A World Without Money!

M G Warrier

Values were respected more, before prices came into being. Price, which is a byproduct of money, has turned the world upside down. Now there is a price for everything. Or, reversely, you can get anything for a price. From play school admission to doctorates from universities, from selection for competitions in schools to coveted prizes or medals or awards, or wins in cricket matches or getting a Common Wealth Games (CWG) held n your country, for all your needs, someone is there to fix a price and sell or arrange it for you.

Think of the ‘hidden treasures’ at Sreepadmanabha Temple premises, Thiruvananthapuram recently unveiled and accounted under instructions from the Apex Court. Reports indicate that even by conservative estimates the value of the treasure comprising gold, jewellery, diamonds and other valuables brought into inventory may exceed a staggering Rs one lakh crore and an unknown number of storage spaces remain to be opened. This has called for coordination among several agencies to ensure not only the safety of the treasure taken out for listing and accounting as mandated by the apex court, but also to provide adequate security for the temple premises. Reports indicate that government is taking all care to ensure that divinity of the premises is protected and the treasure which remained safe for centuries will not go unprotected after the unintended disclosures about the location and value of this divine wealth incidental to the mandated accounting requirements.   Future handling of the treasure will be, hopefully, under the guidance of GOI in consultation with the present management of the temple, state government and the Travancore royal family (as vital information could still be with that family on the accumulation and positioning of assets of the nature now found). But, just imagine, the present accounting did not take place. Perhaps the present and future headaches of government and people around this temple would have been less to a great extent.

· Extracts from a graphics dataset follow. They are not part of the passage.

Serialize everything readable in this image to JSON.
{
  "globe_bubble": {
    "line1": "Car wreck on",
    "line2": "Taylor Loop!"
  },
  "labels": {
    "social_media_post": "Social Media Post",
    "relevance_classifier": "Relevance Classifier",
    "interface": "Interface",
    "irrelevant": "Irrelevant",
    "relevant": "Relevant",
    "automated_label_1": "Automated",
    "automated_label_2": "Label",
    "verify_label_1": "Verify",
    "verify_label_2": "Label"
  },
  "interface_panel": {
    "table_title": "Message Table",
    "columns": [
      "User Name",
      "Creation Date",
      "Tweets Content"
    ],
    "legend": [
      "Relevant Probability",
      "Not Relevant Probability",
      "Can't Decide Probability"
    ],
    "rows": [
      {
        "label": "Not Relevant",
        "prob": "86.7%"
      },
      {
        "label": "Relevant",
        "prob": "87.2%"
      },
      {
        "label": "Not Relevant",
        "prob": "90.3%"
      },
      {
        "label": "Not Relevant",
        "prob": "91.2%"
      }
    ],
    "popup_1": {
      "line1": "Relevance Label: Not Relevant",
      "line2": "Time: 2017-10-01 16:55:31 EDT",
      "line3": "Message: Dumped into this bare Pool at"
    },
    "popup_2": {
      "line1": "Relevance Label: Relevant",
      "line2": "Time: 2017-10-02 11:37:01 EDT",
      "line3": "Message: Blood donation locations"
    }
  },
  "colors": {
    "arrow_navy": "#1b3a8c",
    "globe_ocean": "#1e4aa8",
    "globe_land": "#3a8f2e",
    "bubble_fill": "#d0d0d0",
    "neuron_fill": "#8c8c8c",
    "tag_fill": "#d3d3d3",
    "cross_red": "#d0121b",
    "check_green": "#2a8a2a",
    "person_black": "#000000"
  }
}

 It is not just those who accumulate money or buy or sell things or avail services get affected by money. Recently, a commuter in a Mumbai suburban local train was fighting with his co-passenger about the extent of losses suffered by Ambani brothers during the last two years due to fluctuations in the stock market. Dispute was about a few billions of rupees. A country points accusing fingers at some promises to give grants to countries which didn’t get selected as the venue for CWG for development of sports made by some other countries (including India) at the time of deciding the venue for 2010 Common Wealth Games. It claims such promises act as bribes to support grant-givers at the time of voting. The cost of construction of one square foot of residential area is in the neighborhood of eight hundred rupees. But the selling price varies between Rs 1500 to a few lakhs of rupees depending on where the residential building is located. Can you distinguish between bribe and incentive or commission and margin or interest and profit-sharing? 

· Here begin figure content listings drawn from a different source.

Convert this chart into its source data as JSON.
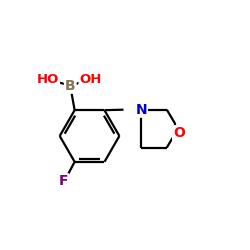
{
  "background": "#ffffff",
  "bond_color": "#000000",
  "B_color": "#8b7355",
  "O_color": "#ff0000",
  "N_color": "#0000cc",
  "F_color": "#800080",
  "figsize": [
    2.5,
    2.5
  ],
  "dpi": 100,
  "xlim": [
    0,
    10
  ],
  "ylim": [
    0,
    10
  ]
}
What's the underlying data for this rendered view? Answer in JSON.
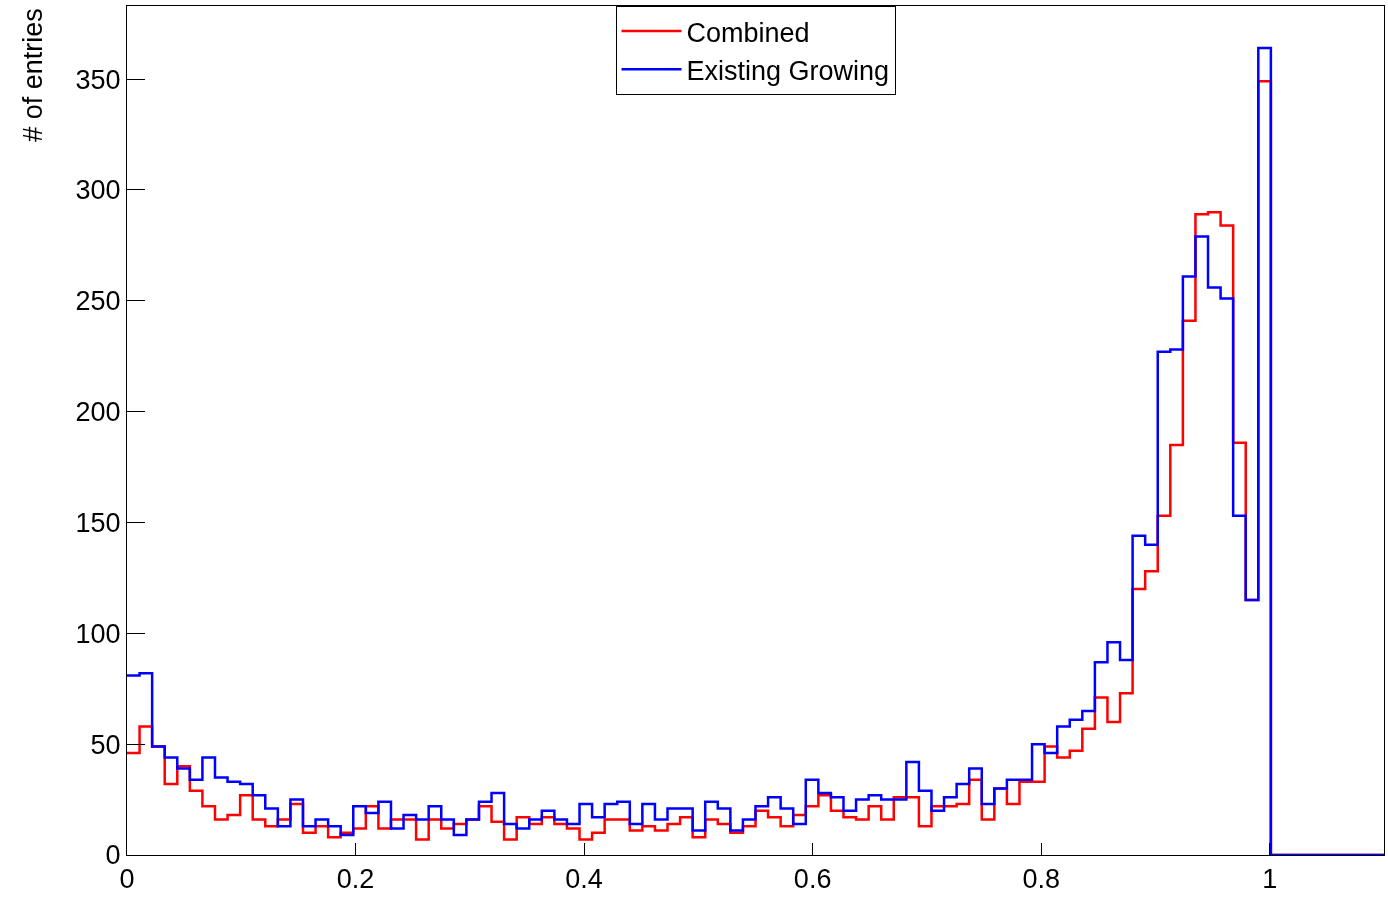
{
  "chart_data": {
    "type": "histogram",
    "ylabel": "# of entries",
    "bins": [
      0,
      0.011,
      0.022,
      0.033,
      0.044,
      0.055,
      0.066,
      0.077,
      0.088,
      0.099,
      0.11,
      0.121,
      0.132,
      0.143,
      0.154,
      0.165,
      0.176,
      0.187,
      0.198,
      0.209,
      0.22,
      0.231,
      0.242,
      0.253,
      0.264,
      0.275,
      0.286,
      0.297,
      0.308,
      0.319,
      0.33,
      0.341,
      0.352,
      0.363,
      0.374,
      0.385,
      0.396,
      0.407,
      0.418,
      0.429,
      0.44,
      0.451,
      0.462,
      0.473,
      0.484,
      0.495,
      0.506,
      0.517,
      0.528,
      0.539,
      0.55,
      0.561,
      0.572,
      0.583,
      0.594,
      0.605,
      0.616,
      0.627,
      0.638,
      0.649,
      0.66,
      0.671,
      0.682,
      0.693,
      0.704,
      0.715,
      0.726,
      0.737,
      0.748,
      0.759,
      0.77,
      0.781,
      0.792,
      0.803,
      0.814,
      0.825,
      0.836,
      0.847,
      0.858,
      0.869,
      0.88,
      0.891,
      0.902,
      0.913,
      0.924,
      0.935,
      0.946,
      0.957,
      0.968,
      0.979,
      0.99,
      1.001,
      1.012,
      1.023,
      1.034,
      1.045,
      1.056,
      1.067,
      1.078,
      1.089,
      1.1
    ],
    "series": [
      {
        "name": "Combined",
        "color": "#ff0000",
        "values": [
          46,
          58,
          49,
          32,
          40,
          29,
          22,
          16,
          18,
          27,
          16,
          13,
          16,
          23,
          10,
          13,
          8,
          10,
          12,
          22,
          12,
          16,
          16,
          7,
          16,
          12,
          14,
          16,
          22,
          15,
          7,
          17,
          14,
          17,
          14,
          12,
          7,
          10,
          16,
          16,
          11,
          13,
          11,
          14,
          17,
          8,
          16,
          14,
          10,
          13,
          20,
          17,
          13,
          18,
          22,
          27,
          20,
          17,
          16,
          22,
          16,
          26,
          26,
          13,
          22,
          22,
          23,
          34,
          16,
          30,
          23,
          33,
          33,
          49,
          44,
          47,
          57,
          71,
          60,
          73,
          120,
          128,
          153,
          185,
          241,
          289,
          290,
          284,
          186,
          115,
          349,
          0,
          0,
          0,
          0,
          0,
          0,
          0,
          0,
          0
        ]
      },
      {
        "name": "Existing Growing",
        "color": "#0000ff",
        "values": [
          81,
          82,
          49,
          44,
          39,
          34,
          44,
          35,
          33,
          32,
          27,
          21,
          13,
          25,
          13,
          16,
          13,
          9,
          22,
          19,
          24,
          12,
          18,
          16,
          22,
          16,
          9,
          16,
          24,
          28,
          14,
          12,
          16,
          20,
          16,
          14,
          23,
          17,
          23,
          24,
          14,
          23,
          16,
          21,
          21,
          11,
          24,
          21,
          11,
          16,
          22,
          26,
          21,
          14,
          34,
          28,
          26,
          20,
          25,
          27,
          25,
          25,
          42,
          29,
          20,
          26,
          32,
          39,
          23,
          30,
          34,
          34,
          50,
          46,
          58,
          61,
          65,
          87,
          96,
          88,
          144,
          140,
          227,
          228,
          261,
          279,
          256,
          251,
          153,
          115,
          364,
          0,
          0,
          0,
          0,
          0,
          0,
          0,
          0,
          0
        ]
      }
    ],
    "xlim": [
      0,
      1.1
    ],
    "xticks": [
      0,
      0.2,
      0.4,
      0.6,
      0.8,
      1
    ],
    "ylim": [
      0,
      383
    ],
    "yticks": [
      0,
      50,
      100,
      150,
      200,
      250,
      300,
      350
    ],
    "legend": "top"
  }
}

See the problems faced by governments in managing GDP growth and inflation.  Inflation is only one of the indicators that tell governments and regulators the results of various fiscal and monetary policy measures they initiate. Depending on the direction they look, they are always able to either an optimistic prediction or tell us where either of them need correct the next step. Problem is more about various categories of inflation, the methods of calculation of inflation and how the inflation (CPI or WPI inflation, for instance) affect different sectors of economy and different income-groups. There is no clarity or uniformity in perspective on such things among those who are responsible to prescribe corrective measures. The ‘Inflation elephant’ is perceived as different monsters by scholars from different schools of economics. You can trace all these problems to the money monster which was unwittingly let loose by someone who did not bargain for such inauspicious consequences.

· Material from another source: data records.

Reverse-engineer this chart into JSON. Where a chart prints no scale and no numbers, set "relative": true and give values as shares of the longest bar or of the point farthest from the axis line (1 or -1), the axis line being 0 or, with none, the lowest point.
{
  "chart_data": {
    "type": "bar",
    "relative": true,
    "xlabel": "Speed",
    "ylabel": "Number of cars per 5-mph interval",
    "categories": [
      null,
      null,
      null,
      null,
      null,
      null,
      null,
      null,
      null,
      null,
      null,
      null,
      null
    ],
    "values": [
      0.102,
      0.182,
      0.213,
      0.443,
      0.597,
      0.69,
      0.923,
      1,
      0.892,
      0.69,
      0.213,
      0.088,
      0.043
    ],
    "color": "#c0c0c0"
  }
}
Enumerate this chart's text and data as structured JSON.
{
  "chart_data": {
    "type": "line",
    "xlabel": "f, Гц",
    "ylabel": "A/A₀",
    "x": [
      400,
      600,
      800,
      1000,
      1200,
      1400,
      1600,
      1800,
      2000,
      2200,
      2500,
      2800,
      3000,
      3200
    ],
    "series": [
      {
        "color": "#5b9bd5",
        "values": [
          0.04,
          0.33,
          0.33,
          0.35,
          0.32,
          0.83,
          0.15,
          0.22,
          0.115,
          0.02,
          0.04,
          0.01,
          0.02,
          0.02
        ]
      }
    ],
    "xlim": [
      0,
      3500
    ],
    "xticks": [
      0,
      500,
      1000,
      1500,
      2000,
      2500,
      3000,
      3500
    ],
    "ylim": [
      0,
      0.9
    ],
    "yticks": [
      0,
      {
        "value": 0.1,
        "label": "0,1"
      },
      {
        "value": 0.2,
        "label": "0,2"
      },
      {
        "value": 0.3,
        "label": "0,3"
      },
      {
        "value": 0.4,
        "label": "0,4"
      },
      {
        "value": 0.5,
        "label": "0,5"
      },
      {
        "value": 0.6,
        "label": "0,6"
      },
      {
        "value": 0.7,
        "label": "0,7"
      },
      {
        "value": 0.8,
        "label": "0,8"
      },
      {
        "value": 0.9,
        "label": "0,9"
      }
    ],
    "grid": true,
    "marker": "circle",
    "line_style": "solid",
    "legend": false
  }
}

 The problem for the common man is compounded when he is offered same goods at one price at one outlet and at three times that price at a different outlet (the other day tuar dal was sold at Rs34 at a PDS outlet and at Rs106 at a posh departmental store in Thiruvananthapuram) and he is told that food inflation is coming down by 50 basis points.

All these problems would not have existed, if money was not invented. Absence of money will reduce the chances of corruption, inequitable distribution of wealth and rich becoming richer and poor becoming poorer, as the advertisers say, by 99.9 per cent.

The thought of a world without money has fascinated me since my childhood days. Of course the reason for hating money those days was that I didn’t have money and my friends and neighbors enjoyed making me jealous by showing off the money power they possessed before me and others in my position. 

Take my own case, now. I have completed a somewhat successful career in a bank, have a bank account and have last year gained the status of a senior citizen. Still, I feel, the fellow who invented money and his followers who made it currency have done more harm than that unlucky wise man who invented atom bomb. Of course, now the reasons for my hatred towards money are more mature than jealousy.

For a moment, imagine, man gets out of the clutches of money, or there is no money in the world. All symbols from $ to the one recently figured out for Rupee vanishes, everything else remaining the same. Yes, science and technology, all results of research so far, literature, agriculture, industry, art and whatever you can imagine remain and continue to perform and help the world to move forward, but money is conspicuous by its absence! This will bring drastic changes.

It will take considerable time to rehabilitate people like those working in the financial sector, as the nature of their jobs will change. They will have to re-skill themselves to manage a world entirely dependent on a new barter system which will result in revolutionary changes in the power-balance internationally.

Having been there for millions of years without money, world will adjust itself to a money-less environment where peace prosperity and happiness will not be dependent on bank balances but on the value addition to life and environment each one makes.